L’industria automobilistica europea torna a chiedere un intervento diretto di Bruxelles per difendere la produzione interna. In una lettera aperta alla Commissione europea, gli amministratori delegati di Volkswagen e Stellantis, Oliver Blume e Antonio Filosa, sollecitano una strategia industriale “Made in Europe” per il settore auto. Al centro dell’appello ci sono incentivi mirati alla produzione, un sistema di bonus legati alla CO₂ e misure specifiche per powertrain elettrico e batterie, con l’obiettivo di rendere competitiva l’auto elettrica prodotta in Europa rispetto ai concorrenti extra-Ue.

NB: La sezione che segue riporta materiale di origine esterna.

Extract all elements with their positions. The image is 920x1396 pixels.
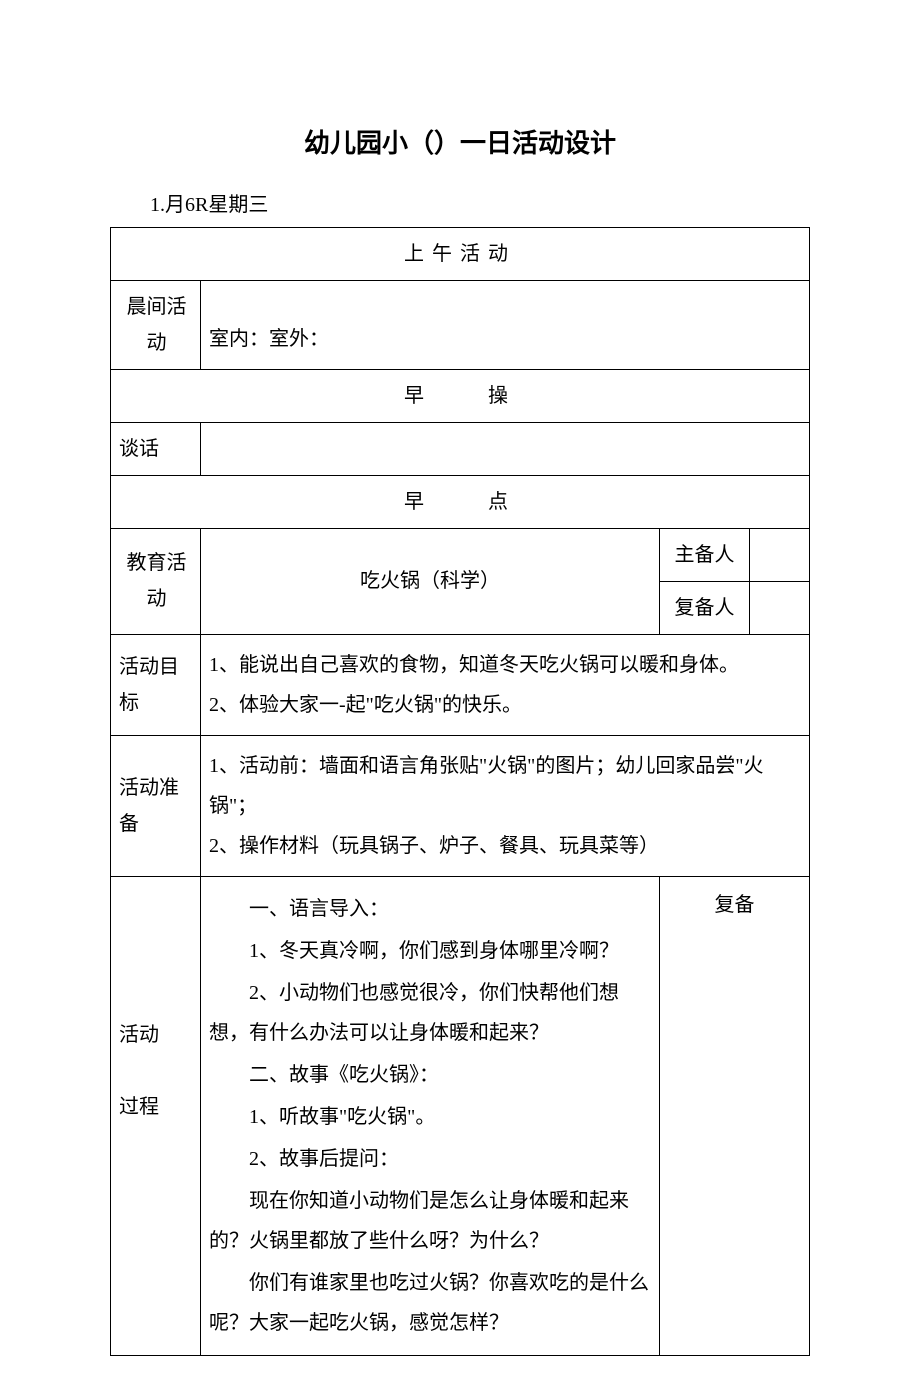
prep-row: 活动准备 1、活动前：墙面和语言角张贴"火锅"的图片；幼儿回家品尝"火锅"； 2…: [111, 735, 810, 876]
sub-prep-value: [750, 581, 810, 634]
process-line: 1、听故事"吃火锅"。: [209, 1097, 651, 1137]
goal-label: 活动目标: [111, 634, 201, 735]
prep-label: 活动准备: [111, 735, 201, 876]
main-prep-value: [750, 528, 810, 581]
process-line: 你们有谁家里也吃过火锅？你喜欢吃的是什么呢？大家一起吃火锅，感觉怎样？: [209, 1263, 651, 1343]
edu-activity-label: 教育活动: [111, 528, 201, 634]
morning-snack: 早 点: [111, 475, 810, 528]
process-content: 一、语言导入： 1、冬天真冷啊，你们感到身体哪里冷啊？ 2、小动物们也感觉很冷，…: [201, 876, 660, 1355]
morning-exercise: 早 操: [111, 369, 810, 422]
page-title: 幼儿园小（）一日活动设计: [110, 120, 810, 167]
morning-snack-row: 早 点: [111, 475, 810, 528]
edu-activity-row-1: 教育活动 吃火锅（科学） 主备人: [111, 528, 810, 581]
goal-row: 活动目标 1、能说出自己喜欢的食物，知道冬天吃火锅可以暖和身体。 2、体验大家一…: [111, 634, 810, 735]
morning-activity-row: 晨间活动 室内：室外：: [111, 280, 810, 369]
talk-label: 谈话: [111, 422, 201, 475]
date-line: 1.月6R星期三: [110, 187, 810, 223]
morning-activity-label: 晨间活动: [111, 280, 201, 369]
prep-content: 1、活动前：墙面和语言角张贴"火锅"的图片；幼儿回家品尝"火锅"； 2、操作材料…: [201, 735, 810, 876]
goal-content: 1、能说出自己喜欢的食物，知道冬天吃火锅可以暖和身体。 2、体验大家一-起"吃火…: [201, 634, 810, 735]
fubei-label: 复备: [660, 876, 810, 1355]
morning-header: 上午活动: [111, 227, 810, 280]
morning-activity-content: 室内：室外：: [201, 280, 810, 369]
morning-exercise-row: 早 操: [111, 369, 810, 422]
process-line: 现在你知道小动物们是怎么让身体暖和起来的？火锅里都放了些什么呀？为什么？: [209, 1181, 651, 1261]
talk-row: 谈话: [111, 422, 810, 475]
process-line: 2、故事后提问：: [209, 1139, 651, 1179]
morning-header-row: 上午活动: [111, 227, 810, 280]
sub-prep-label: 复备人: [660, 581, 750, 634]
process-line: 1、冬天真冷啊，你们感到身体哪里冷啊？: [209, 931, 651, 971]
process-line: 二、故事《吃火锅》：: [209, 1055, 651, 1095]
process-row: 活动 过程 一、语言导入： 1、冬天真冷啊，你们感到身体哪里冷啊？ 2、小动物们…: [111, 876, 810, 1355]
process-line: 一、语言导入：: [209, 889, 651, 929]
talk-content: [201, 422, 810, 475]
schedule-table: 上午活动 晨间活动 室内：室外： 早 操 谈话 早 点 教育活动 吃火锅（科学）…: [110, 227, 810, 1356]
process-line: 2、小动物们也感觉很冷，你们快帮他们想想，有什么办法可以让身体暖和起来？: [209, 973, 651, 1053]
process-label: 活动 过程: [111, 876, 201, 1355]
edu-activity-content: 吃火锅（科学）: [201, 528, 660, 634]
main-prep-label: 主备人: [660, 528, 750, 581]
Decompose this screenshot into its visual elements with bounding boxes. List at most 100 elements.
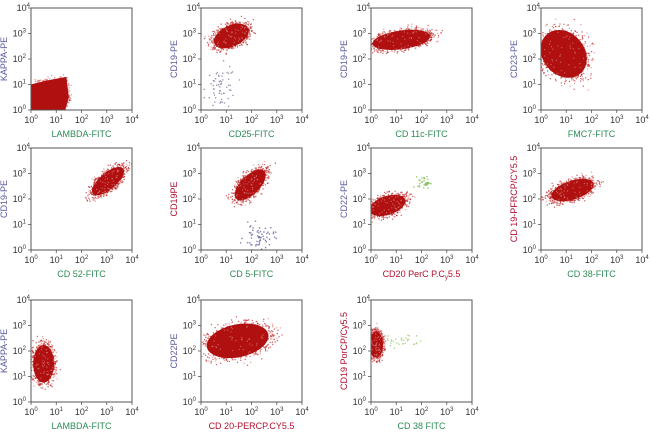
event-point [239, 183, 241, 185]
event-point [40, 342, 42, 344]
y-tick-label: 100 [353, 245, 367, 255]
event-point [249, 355, 251, 358]
event-point [378, 338, 381, 341]
event-point [201, 355, 203, 358]
event-point [567, 184, 569, 186]
event-point [560, 84, 563, 87]
event-point [254, 32, 257, 35]
event-point [223, 41, 225, 43]
event-point [367, 333, 368, 334]
event-point [242, 174, 244, 177]
event-point [378, 336, 380, 338]
event-point [104, 178, 106, 180]
event-point [33, 378, 35, 380]
event-point [413, 31, 415, 33]
event-point [230, 319, 233, 321]
event-point [426, 28, 428, 30]
x-tick-label: 104 [465, 407, 479, 417]
event-point [219, 79, 222, 82]
y-tick-label: 101 [13, 80, 27, 90]
event-point [36, 335, 39, 338]
event-point [27, 362, 28, 363]
event-point [559, 23, 561, 25]
event-point [557, 72, 559, 74]
event-point [261, 324, 264, 326]
event-point [376, 347, 378, 349]
event-point [48, 363, 50, 365]
event-point [241, 44, 243, 46]
event-point [34, 79, 36, 81]
event-point [219, 28, 221, 30]
event-point [377, 51, 379, 53]
event-point [231, 327, 233, 330]
event-point [231, 35, 233, 37]
event-point [93, 199, 95, 201]
event-point [390, 200, 392, 202]
event-point [54, 355, 56, 357]
plot-data [31, 74, 73, 110]
event-point [392, 192, 394, 195]
event-point [273, 335, 275, 337]
event-point [366, 207, 367, 208]
event-point [223, 92, 225, 95]
event-point [241, 198, 244, 200]
y-axis-title: KAPPA-PE [0, 37, 9, 81]
event-point [119, 164, 121, 167]
event-point [372, 344, 374, 346]
event-point [559, 77, 562, 79]
x-tick-label: 102 [245, 255, 259, 265]
event-point [575, 181, 578, 183]
event-point [224, 23, 227, 25]
event-point [366, 41, 367, 42]
event-point [85, 198, 88, 201]
event-point [231, 350, 234, 352]
event-point [544, 197, 547, 199]
y-tick-label: 100 [353, 397, 367, 407]
event-point [367, 37, 368, 38]
event-point [384, 344, 386, 347]
event-point [252, 229, 254, 232]
event-point [368, 204, 369, 205]
event-point [238, 21, 240, 23]
event-point [251, 168, 253, 171]
event-point [380, 50, 382, 52]
event-point [368, 206, 369, 207]
event-point [558, 204, 561, 207]
event-point [384, 343, 386, 345]
event-point [554, 201, 556, 203]
y-axis-title: CD19PE [169, 181, 179, 216]
event-point [419, 340, 422, 342]
event-point [88, 190, 90, 192]
event-point [229, 18, 232, 21]
event-point [203, 334, 205, 336]
event-point [235, 32, 237, 34]
event-point [579, 186, 581, 189]
event-point [368, 349, 369, 350]
event-point [272, 326, 274, 328]
event-point [212, 33, 215, 35]
event-point [214, 101, 216, 103]
event-point [207, 337, 210, 339]
event-point [47, 373, 49, 375]
x-tick-label: 102 [415, 115, 429, 125]
event-point [541, 196, 544, 198]
event-point [556, 190, 558, 193]
x-tick-label: 102 [585, 255, 599, 265]
event-point [31, 363, 34, 366]
event-point [383, 195, 385, 197]
event-point [577, 76, 579, 79]
event-point [381, 354, 383, 357]
event-point [237, 183, 239, 185]
event-point [99, 190, 101, 192]
x-tick-label: 104 [635, 115, 649, 125]
event-point [212, 332, 215, 334]
event-point [423, 28, 425, 30]
event-point [257, 353, 259, 355]
event-point [246, 340, 248, 342]
event-point [381, 49, 384, 52]
event-point [573, 82, 576, 85]
event-point [590, 186, 593, 188]
event-point [270, 172, 272, 174]
x-tick-label: 101 [560, 255, 574, 265]
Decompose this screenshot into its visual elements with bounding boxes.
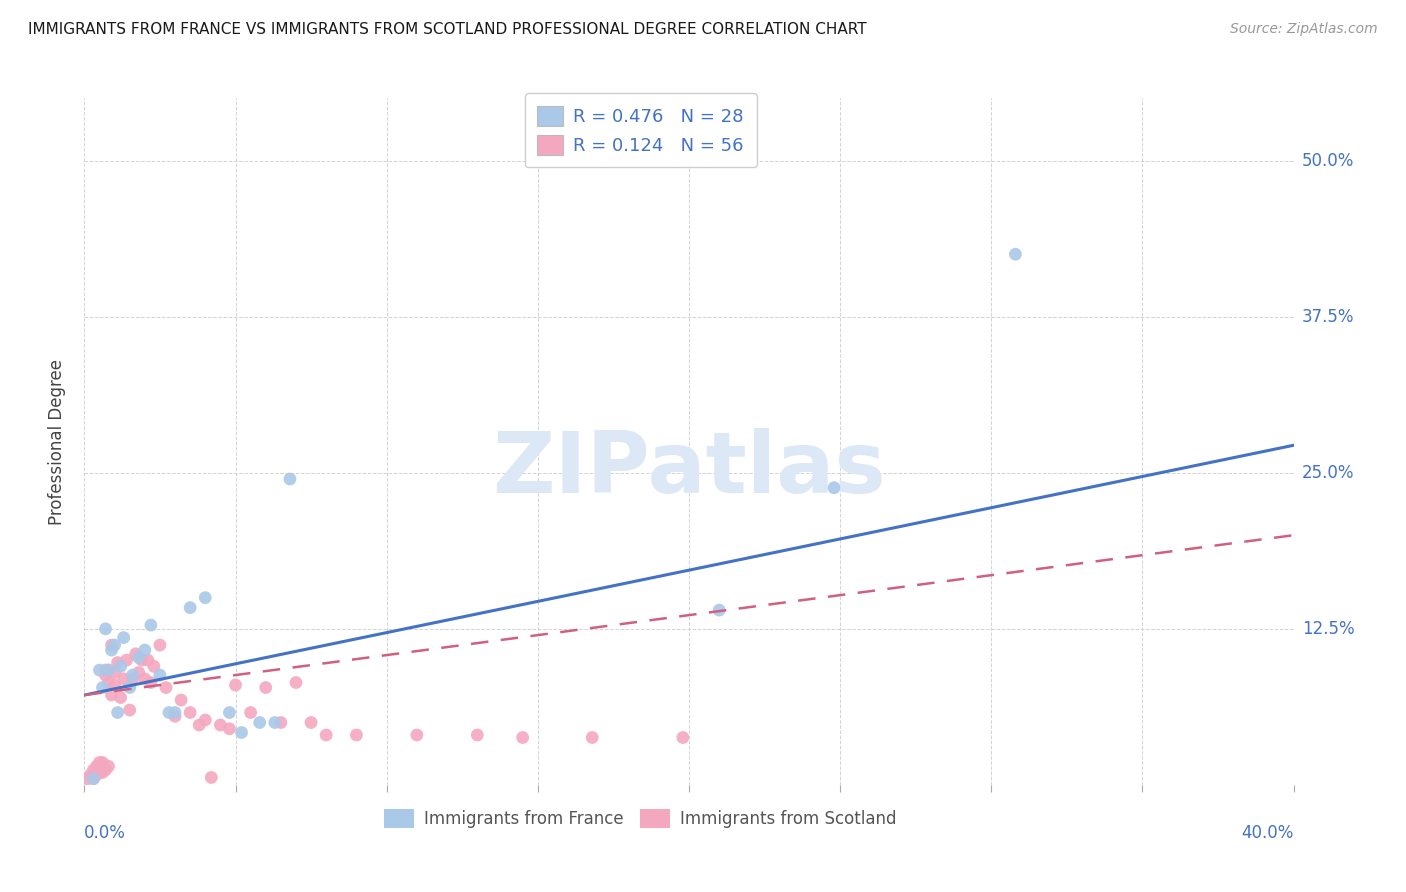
Point — [218, 722, 240, 736]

Il contesto è quello di una crisi strutturale di competitività. L’automotive europeo vale l’8% del Pil dell’Unione e occupa circa 13 milioni di persone, ma è sotto pressione per più fattori: obiettivi ambientali stringenti, alti costi energetici, dipendenza da filiere esterne e concorrenza asiatica crescente. I dati mostrano una perdita di capacità produttiva significativa: nel 2025 in Europa sono state prodotte circa 3,5 milioni di auto in meno rispetto al 2019, con un gap del 16% nelle immatricolazioni rispetto ai livelli pre-Covid. Nello stesso periodo, la quota di veicoli full electric ha raggiunto il 19,5% del mercato europeo, ma con forti differenze tra Paesi e un ritardo evidente di Italia e Spagna rispetto ai principali mercati.
Secondo i due gruppi, la transizione avviata con il Green Deal non è stata accompagnata da strumenti industriali adeguati. Da qui la proposta di trasformare vincoli e sanzioni in leve di investimento, introducendo requisiti di produzione europea per i veicoli venduti nel mercato Ue e utilizzando le risorse pubbliche per sostenere la filiera interna, in particolare su batterie e componentistica. Una scelta che, nelle intenzioni dei firmatari, dovrebbe ridurre la dipendenza da Paesi terzi e rafforzare la resilienza industriale europea, in una fase in cui l’Europa deve decidere se restare un polo produttivo o limitarsi a essere un mercato di sbocco.